Cognitive science researcher studies how to mentor others

Kushagra Gupta, Staff Reporter

Dr. Anthony Jack, an associate professor of cognitive science, psychology and philosophy, is trying to find out what makes a mentor a mentor.

Jack recently released a collaborative review paper on research involving leadership styles. He studies the difference in direction that can be given to mentoring others.

According to Jack, there are two opposing mental directions a mentor can send a mentee. The first is to view a person with a sense of purpose. In that they’re working on their requirements to better themselves and to indulge their interests. The opposite course is to view a person as more task-oriented. In this a mentor is giving a person a set of objects to complete.

To help explain, Jack provides an example that hits home for many students.

“We can look at you as a student as to, how are you doing at getting a certain qualification for your CV,” he said. “Another attitude toward education is to ask how we are developing you to be in a position so that you can actually achieve what you want.”

The first gives a person a sense of autonomy, while the other removes this human-aspect from his or her work.

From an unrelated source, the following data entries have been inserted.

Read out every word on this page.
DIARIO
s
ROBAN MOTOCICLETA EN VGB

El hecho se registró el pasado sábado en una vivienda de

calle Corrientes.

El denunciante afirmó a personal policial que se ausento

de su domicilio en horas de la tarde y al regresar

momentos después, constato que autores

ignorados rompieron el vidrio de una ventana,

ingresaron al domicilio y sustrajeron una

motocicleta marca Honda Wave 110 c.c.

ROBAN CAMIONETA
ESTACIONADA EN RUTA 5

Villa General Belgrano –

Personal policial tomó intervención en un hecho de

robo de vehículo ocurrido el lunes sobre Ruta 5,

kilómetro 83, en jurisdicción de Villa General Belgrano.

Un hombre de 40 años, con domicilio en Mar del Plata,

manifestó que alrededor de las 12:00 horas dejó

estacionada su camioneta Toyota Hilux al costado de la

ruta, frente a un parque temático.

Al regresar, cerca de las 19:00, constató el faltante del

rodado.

“Everything becomes unimportant in meeting those targets, ” he noted.

The review paper itself summarizes research and academic work that has been done about leadership since the 1950s and maps it onto work that neuroscientists have done.

This lining of research is striking similar to Jack’s background. As an undergraduate at Oxford University, he received a B.S.E philosophy and psychology.

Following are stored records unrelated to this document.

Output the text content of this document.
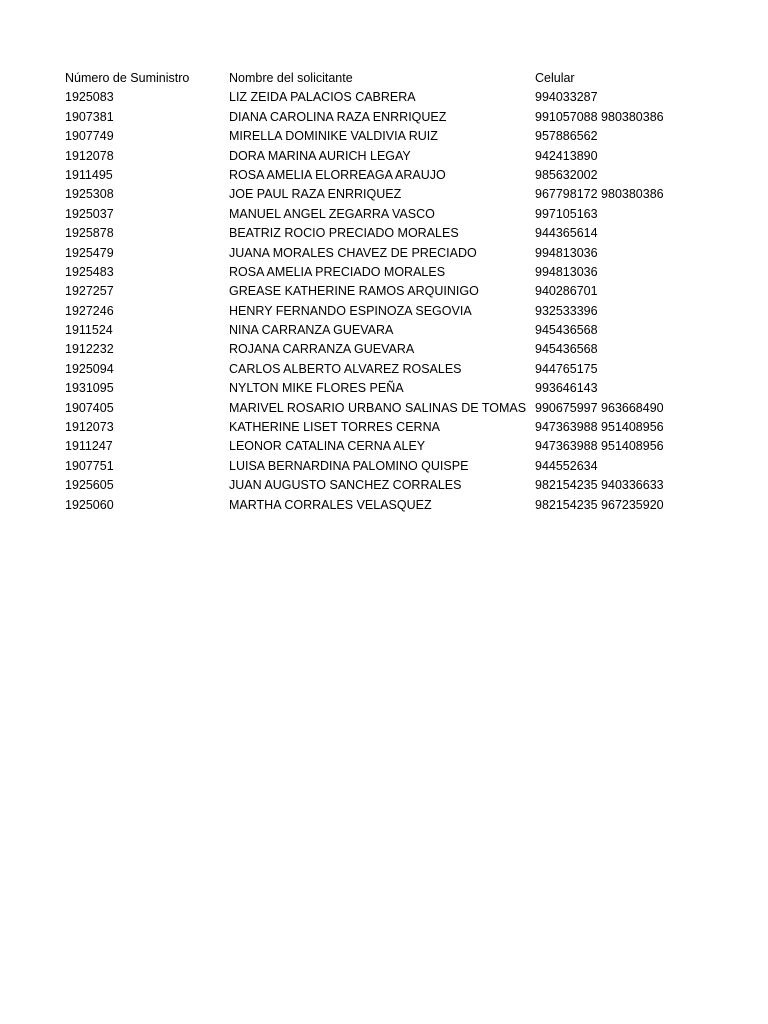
Número de Suministro	Nombre del solicitante	Celular
1925083	LIZ ZEIDA PALACIOS CABRERA	994033287
1907381	DIANA CAROLINA RAZA ENRRIQUEZ	991057088 980380386
1907749	MIRELLA DOMINIKE VALDIVIA RUIZ	957886562
1912078	DORA MARINA AURICH LEGAY	942413890
1911495	ROSA AMELIA ELORREAGA ARAUJO	985632002
1925308	JOE PAUL RAZA ENRRIQUEZ	967798172 980380386
1925037	MANUEL ANGEL ZEGARRA VASCO	997105163
1925878	BEATRIZ ROCIO PRECIADO MORALES	944365614
1925479	JUANA MORALES CHAVEZ DE PRECIADO	994813036
1925483	ROSA AMELIA PRECIADO MORALES	994813036
1927257	GREASE KATHERINE RAMOS ARQUINIGO	940286701
1927246	HENRY FERNANDO ESPINOZA SEGOVIA	932533396
1911524	NINA CARRANZA GUEVARA	945436568
1912232	ROJANA CARRANZA GUEVARA	945436568
1925094	CARLOS ALBERTO ALVAREZ ROSALES	944765175
1931095	NYLTON MIKE FLORES PEÑA	993646143
1907405	MARIVEL ROSARIO URBANO SALINAS DE TOMAS 990675997 963668490
1912073	KATHERINE LISET TORRES CERNA	947363988 951408956
1911247	LEONOR CATALINA CERNA ALEY	947363988 951408956
1907751	LUISA BERNARDINA PALOMINO QUISPE	944552634
1925605	JUAN AUGUSTO SANCHEZ CORRALES	982154235 940336633
1925060	MARTHA CORRALES VELASQUEZ	982154235 967235920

He then went to London where he received his Ph.D in experimental psychology. In London, brain imaging was taking off and so he received training in that work. The same work brought him to America, at the University of Washington in St. Louis.

At the beginning, he didn’t know that this was the path that he would go down.

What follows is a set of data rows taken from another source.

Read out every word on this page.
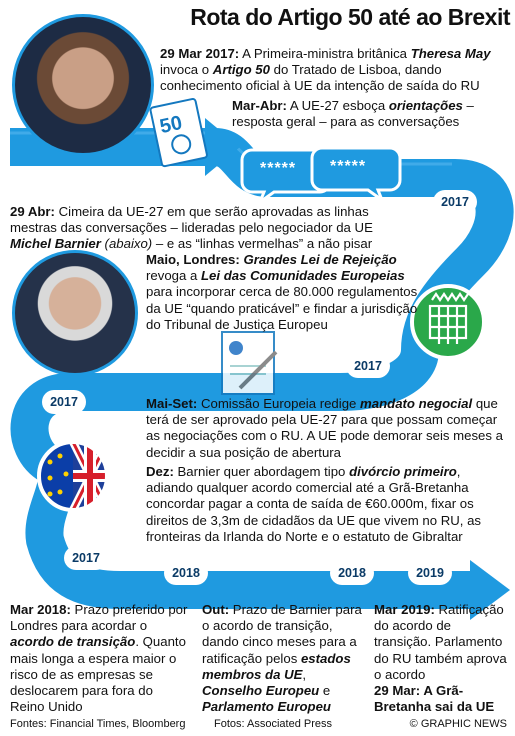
Rota do Artigo 50 até ao Brexit
50
***** *****
29 Mar 2017: A Primeira-ministra britânica Theresa May invoca o Artigo 50 do Tratado de Lisboa, dando conhecimento oficial à UE da intenção de saída do RU
Mar-Abr: A UE-27 esboça orientações – resposta geral – para as conversações
29 Abr: Cimeira da UE-27 em que serão aprovadas as linhas mestras das conversações – lideradas pelo negociador da UE Michel Barnier (abaixo) – e as “linhas vermelhas” a não pisar
Maio, Londres: Grandes Lei de Rejeição revoga a Lei das Comunidades Europeias para incorporar cerca de 80.000 regulamentos da UE “quando praticável” e findar a jurisdição do Tribunal de Justiça Europeu
Mai-Set: Comissão Europeia redige mandato negocial que terá de ser aprovado pela UE-27 para que possam começar as negociações com o RU. A UE pode demorar seis meses a decidir a sua posição de abertura
Dez: Barnier quer abordagem tipo divórcio primeiro, adiando qualquer acordo comercial até a Grã-Bretanha concordar pagar a conta de saída de €60.000m, fixar os direitos de 3,3m de cidadãos da UE que vivem no RU, as fronteiras da Irlanda do Norte e o estatuto de Gibraltar
Mar 2018: Prazo preferido por Londres para acordar o acordo de transição. Quanto mais longa a espera maior o risco de as empresas se deslocarem para fora do Reino Unido
Out: Prazo de Barnier para o acordo de transição, dando cinco meses para a ratificação pelos estados membros da UE, Conselho Europeu e Parlamento Europeu
Mar 2019: Ratificação do acordo de transição. Parlamento do RU também aprova o acordo
29 Mar: A Grã-Bretanha sai da UE
2017
2017
2017
2017
2018	2018	2019
Fontes: Financial Times, Bloomberg	Fotos: Associated Press	© GRAPHIC NEWS
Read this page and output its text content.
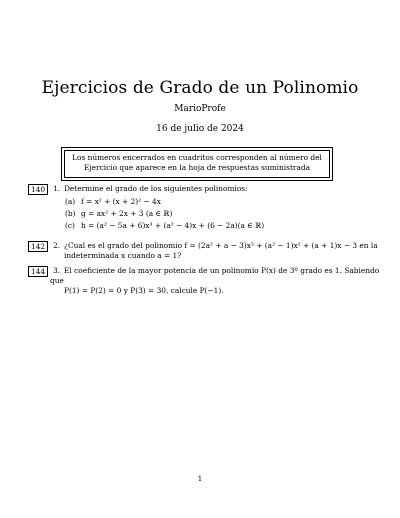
Ejercicios de Grado de un Polinomio
MarioProfe
16 de julio de 2024
Los números encerrados en cuadritos corresponden al número del Ejercicio que aparece en la hoja de respuestas suministrada
140	1. Determine el grado de los siguientes polinomios:
(a) f = x² + (x + 2)² − 4x
(b) g = ax² + 2x + 3 (a ∈ ℝ)
(c) h = (a² − 5a + 6)x³ + (a² − 4)x + (6 − 2a)(a ∈ ℝ)
142	2. ¿Cual es el grado del polinomio f = (2a² + a − 3)x³ + (a² − 1)x² + (a + 1)x − 3 en la
indeterminada x cuando a = 1?
144	3. El coeficiente de la mayor potencia de un polinomio P(x) de 3º grado es 1. Sabiendo que
P(1) = P(2) = 0 y P(3) = 30, calcule P(−1).
1
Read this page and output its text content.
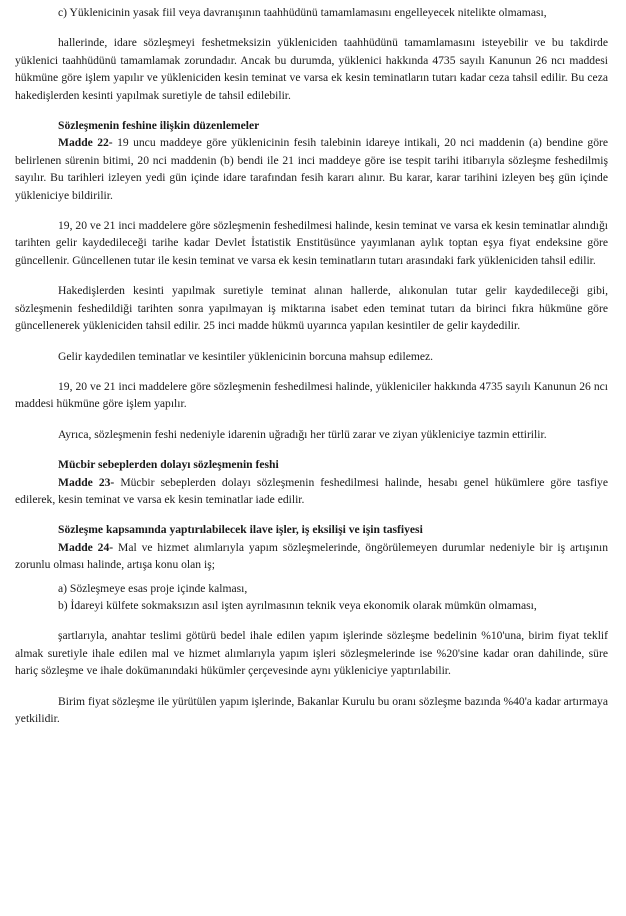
c) Yüklenicinin yasak fiil veya davranışının taahhüdünü tamamlamasını engelleyecek nitelikte olmaması,

hallerinde, idare sözleşmeyi feshetmeksizin yükleniciden taahhüdünü tamamlamasını isteyebilir ve bu takdirde yüklenici taahhüdünü tamamlamak zorundadır. Ancak bu durumda, yüklenici hakkında 4735 sayılı Kanunun 26 ncı maddesi hükmüne göre işlem yapılır ve yükleniciden kesin teminat ve varsa ek kesin teminatların tutarı kadar ceza tahsil edilir. Bu ceza hakedişlerden kesinti yapılmak suretiyle de tahsil edilebilir.

Sözleşmenin feshine ilişkin düzenlemeler

Madde 22- 19 uncu maddeye göre yüklenicinin fesih talebinin idareye intikali, 20 nci maddenin (a) bendine göre belirlenen sürenin bitimi, 20 nci maddenin (b) bendi ile 21 inci maddeye göre ise tespit tarihi itibarıyla sözleşme feshedilmiş sayılır. Bu tarihleri izleyen yedi gün içinde idare tarafından fesih kararı alınır. Bu karar, karar tarihini izleyen beş gün içinde yükleniciye bildirilir.

19, 20 ve 21 inci maddelere göre sözleşmenin feshedilmesi halinde, kesin teminat ve varsa ek kesin teminatlar alındığı tarihten gelir kaydedileceği tarihe kadar Devlet İstatistik Enstitüsünce yayımlanan aylık toptan eşya fiyat endeksine göre güncellenir. Güncellenen tutar ile kesin teminat ve varsa ek kesin teminatların tutarı arasındaki fark yükleniciden tahsil edilir.

Hakedişlerden kesinti yapılmak suretiyle teminat alınan hallerde, alıkonulan tutar gelir kaydedileceği gibi, sözleşmenin feshedildiği tarihten sonra yapılmayan iş miktarına isabet eden teminat tutarı da birinci fıkra hükmüne göre güncellenerek yükleniciden tahsil edilir. 25 inci madde hükmü uyarınca yapılan kesintiler de gelir kaydedilir.

Gelir kaydedilen teminatlar ve kesintiler yüklenicinin borcuna mahsup edilemez.

19, 20 ve 21 inci maddelere göre sözleşmenin feshedilmesi halinde, yükleniciler hakkında 4735 sayılı Kanunun 26 ncı maddesi hükmüne göre işlem yapılır.

Ayrıca, sözleşmenin feshi nedeniyle idarenin uğradığı her türlü zarar ve ziyan yükleniciye tazmin ettirilir.

Mücbir sebeplerden dolayı sözleşmenin feshi

Madde 23- Mücbir sebeplerden dolayı sözleşmenin feshedilmesi halinde, hesabı genel hükümlere göre tasfiye edilerek, kesin teminat ve varsa ek kesin teminatlar iade edilir.

Sözleşme kapsamında yaptırılabilecek ilave işler, iş eksilişi ve işin tasfiyesi

Madde 24- Mal ve hizmet alımlarıyla yapım sözleşmelerinde, öngörülemeyen durumlar nedeniyle bir iş artışının zorunlu olması halinde, artışa konu olan iş;

a) Sözleşmeye esas proje içinde kalması,

b) İdareyi külfete sokmaksızın asıl işten ayrılmasının teknik veya ekonomik olarak mümkün olmaması,

şartlarıyla, anahtar teslimi götürü bedel ihale edilen yapım işlerinde sözleşme bedelinin %10'una, birim fiyat teklif almak suretiyle ihale edilen mal ve hizmet alımlarıyla yapım işleri sözleşmelerinde ise %20'sine kadar oran dahilinde, süre hariç sözleşme ve ihale dokümanındaki hükümler çerçevesinde aynı yükleniciye yaptırılabilir.

Birim fiyat sözleşme ile yürütülen yapım işlerinde, Bakanlar Kurulu bu oranı sözleşme bazında %40'a kadar artırmaya yetkilidir.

“I thought I wanted to be a philosopher, which I still kind of am. I’ve always been most interested in concepts, ideas that change your frame for thinking about things,” he said.

Overall now, his work concentrates on how a physical view of the world allows for an understanding that gives people objectives in manipulating it for themselves. He contrasts it with the other view of a human, ethical view of the world.

“The way we carve up the world with an ethical compass is very different from the way we carve it up in a physical way,” he said.

Having released the paper, Jack plans to build on a yet-unpublished study that he recently completed.

His first study involves studying student’s emotional responses and the results of thinking about their future academic career.

He plans to do a study that measures student’s brain activity in this specific area as they think about their undergraduate studies and plans for the future. He will compare this data to how they perform in their studies. By increasing activity in this part of the brain, Jack hopes to reduce the amount of stress students have and measure that by their relative academic performance.

He also hopes to study ethical behavior, particularly ethical blindness. This mental state is the result of persons taking in an overly physically oriented view of the world, resulting in them ignoring the humane aspect.

The juxtaposition of the two sides of goal orientation couldn’t be greater than that of his the inside of his modern office and the stunning view of the outdoor world.